- Что это? – Кристиан отшатнулся, ощутив горячий горьковатый запах, исходящий от алого, как кровь, варева.
- Это мой напиток, - спокойно ответила она. – Кровь богов. Он помогает мне слышать тех, кого нет. Попробуй; я знаю, тебе есть с кем поговорить. Я его тоже слышу.
- Кого? – одними губами выдохнул Кристиан. Зрачки в его глазах превратились в черную крохотную точку, и Синильга снова усмехнулась, глядя в его лицо – напряженное и отчасти испуганное.
- Твоего сердечного Брата, Якоба, - ответила она, настойчивее предлагая ему кружку. – Бери! Он зовет тебя. Никого больше ты не сможешь понять, мертвые не видят тебя, а этот ждет и зовет только Кристиана. Он хочет стать твоим личным хранителем и отплатить тебе за твое добро сполна. С тобой он будет говорить иначе, чем со мной. Мне он не скажет того, что скажет тебе. Не бойся – ты ведь не боишься, храбрый сердечный Брат Короля?
В голосе ее снова прозвучала лютая усмешка, под бисером засверкали темные глаза, и Кристиан, дрогнув, решительно взял из ее рук кружку и поднес к губам. Горячий отвар ожег язык, сладковатой тягучей горечью пролился в горло, и исчез темный дымный шатер и смеющаяся противная ведьма…
***
- Здравствуй, Сердечный Брат. Жить тебе еще сотню лет.

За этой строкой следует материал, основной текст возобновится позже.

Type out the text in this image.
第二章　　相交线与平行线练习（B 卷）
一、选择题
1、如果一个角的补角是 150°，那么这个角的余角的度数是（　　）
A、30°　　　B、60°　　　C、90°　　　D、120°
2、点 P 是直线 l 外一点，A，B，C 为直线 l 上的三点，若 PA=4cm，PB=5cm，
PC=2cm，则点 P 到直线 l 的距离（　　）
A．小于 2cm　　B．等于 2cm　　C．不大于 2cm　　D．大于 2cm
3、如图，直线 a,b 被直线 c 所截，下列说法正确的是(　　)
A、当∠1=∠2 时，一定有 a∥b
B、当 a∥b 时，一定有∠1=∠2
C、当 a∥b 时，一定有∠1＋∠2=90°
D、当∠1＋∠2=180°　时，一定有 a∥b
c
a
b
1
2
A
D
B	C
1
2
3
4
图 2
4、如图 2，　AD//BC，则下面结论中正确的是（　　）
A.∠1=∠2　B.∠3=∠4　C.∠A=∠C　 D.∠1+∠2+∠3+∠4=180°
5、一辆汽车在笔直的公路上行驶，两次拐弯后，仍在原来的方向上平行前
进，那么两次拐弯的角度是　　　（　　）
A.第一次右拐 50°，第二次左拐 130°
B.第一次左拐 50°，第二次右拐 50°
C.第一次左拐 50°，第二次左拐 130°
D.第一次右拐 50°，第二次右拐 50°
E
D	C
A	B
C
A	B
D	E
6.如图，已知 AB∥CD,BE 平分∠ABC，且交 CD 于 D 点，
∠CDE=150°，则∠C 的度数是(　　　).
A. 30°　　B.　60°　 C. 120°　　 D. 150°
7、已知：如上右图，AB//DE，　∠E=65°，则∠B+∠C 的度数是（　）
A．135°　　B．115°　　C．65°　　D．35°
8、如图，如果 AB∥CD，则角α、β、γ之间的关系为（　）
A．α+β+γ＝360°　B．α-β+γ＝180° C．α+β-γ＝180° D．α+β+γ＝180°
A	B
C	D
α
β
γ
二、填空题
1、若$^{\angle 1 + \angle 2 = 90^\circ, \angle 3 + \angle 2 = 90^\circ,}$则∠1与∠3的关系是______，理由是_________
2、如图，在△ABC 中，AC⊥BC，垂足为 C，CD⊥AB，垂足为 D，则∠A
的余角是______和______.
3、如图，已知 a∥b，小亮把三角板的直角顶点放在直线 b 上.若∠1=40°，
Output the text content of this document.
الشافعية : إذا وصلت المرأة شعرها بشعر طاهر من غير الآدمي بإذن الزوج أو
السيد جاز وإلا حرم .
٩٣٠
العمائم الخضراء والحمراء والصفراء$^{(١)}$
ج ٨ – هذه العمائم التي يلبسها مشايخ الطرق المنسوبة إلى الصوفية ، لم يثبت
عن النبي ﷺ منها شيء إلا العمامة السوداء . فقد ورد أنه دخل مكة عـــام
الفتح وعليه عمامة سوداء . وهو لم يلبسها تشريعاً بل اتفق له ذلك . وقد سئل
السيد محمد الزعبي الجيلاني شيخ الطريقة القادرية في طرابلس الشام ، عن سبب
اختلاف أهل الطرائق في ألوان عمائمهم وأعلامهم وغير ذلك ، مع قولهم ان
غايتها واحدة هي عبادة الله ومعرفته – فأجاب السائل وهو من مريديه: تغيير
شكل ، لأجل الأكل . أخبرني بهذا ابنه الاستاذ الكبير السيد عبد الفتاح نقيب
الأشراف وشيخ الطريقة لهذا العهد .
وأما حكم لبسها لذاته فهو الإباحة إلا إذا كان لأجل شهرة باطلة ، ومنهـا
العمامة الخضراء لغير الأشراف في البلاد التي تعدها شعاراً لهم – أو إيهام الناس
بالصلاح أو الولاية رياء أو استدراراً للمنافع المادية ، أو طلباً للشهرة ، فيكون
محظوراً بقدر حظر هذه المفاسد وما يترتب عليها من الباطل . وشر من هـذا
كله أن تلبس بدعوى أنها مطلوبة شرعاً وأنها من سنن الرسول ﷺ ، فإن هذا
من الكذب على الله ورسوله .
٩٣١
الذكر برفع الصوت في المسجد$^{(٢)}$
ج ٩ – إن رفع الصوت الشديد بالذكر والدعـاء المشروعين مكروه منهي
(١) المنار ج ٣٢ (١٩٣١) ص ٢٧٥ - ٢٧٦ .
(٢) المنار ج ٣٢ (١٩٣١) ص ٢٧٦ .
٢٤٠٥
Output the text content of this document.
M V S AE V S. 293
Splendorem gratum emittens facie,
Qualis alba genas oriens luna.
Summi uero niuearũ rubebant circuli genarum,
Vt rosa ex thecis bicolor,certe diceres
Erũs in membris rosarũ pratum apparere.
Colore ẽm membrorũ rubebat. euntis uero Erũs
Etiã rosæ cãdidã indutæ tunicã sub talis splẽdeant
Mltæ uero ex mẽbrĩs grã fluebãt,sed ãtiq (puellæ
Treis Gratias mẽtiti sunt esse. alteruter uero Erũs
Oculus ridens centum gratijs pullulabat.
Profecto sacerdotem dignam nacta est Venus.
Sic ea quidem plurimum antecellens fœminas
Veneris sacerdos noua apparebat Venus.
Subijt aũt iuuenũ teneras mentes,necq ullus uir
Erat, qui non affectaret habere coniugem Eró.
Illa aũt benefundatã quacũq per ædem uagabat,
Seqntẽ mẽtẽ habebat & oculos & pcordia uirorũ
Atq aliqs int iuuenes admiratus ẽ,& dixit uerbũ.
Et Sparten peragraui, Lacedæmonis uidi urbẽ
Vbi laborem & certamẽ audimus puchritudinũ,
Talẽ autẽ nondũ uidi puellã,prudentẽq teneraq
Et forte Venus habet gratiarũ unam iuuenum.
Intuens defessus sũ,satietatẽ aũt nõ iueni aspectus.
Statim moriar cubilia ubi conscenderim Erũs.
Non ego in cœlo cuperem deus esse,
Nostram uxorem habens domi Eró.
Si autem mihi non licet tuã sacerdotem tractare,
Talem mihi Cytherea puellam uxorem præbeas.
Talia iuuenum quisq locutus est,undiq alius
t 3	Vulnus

В месте, где навечно поселился Якоб, была осень. Багровой рекой текли на землю опадающие с высоких деревьев листья, кружевным золотом трепетали они на рябинах, алеющих яркими гроздьями ягод. Высоко в кронах перекликались прозрачными голосами осенние птицы, воздух был свеж и прохладен. Якоб задумчиво рассматривал осеннее великолепие, щурился, глядя в пасмурное небо. В Посмертии исчезли шрамы с его измученного лица, затянулись раны, сгоревшая одежда сменилась новой – такой, какая она была до того, как Этель изгнала его в катакомбы. Посмертие подарило ему покой и красоту, каких он не знал при жизни.
- И тебе покоя, Якоб, - ответил потрясенный Кристиан. – Ты… ты хотел меня видеть?
- Я всегда не прочь поговорить с тобой, Сердечный Брат, - Якоб протянул руку, его короткие крысиные пальцы с грязноватыми ногтями цапнули с рябины ягодку, растерли ее, превратив в оранжево-красную кашицу. – Горькая… она же горькая.
За стволами деревьев послышался серебристый смех, мелькнуло оливково-льняное платье. Якоб обернулся – казалось, прячущаяся за осенним лесным великолепием девушка дразнила их, бегала вокруг полянки, таилась в ветвях, смеялась и звала по именам мужчин красивым хрустальным голосом.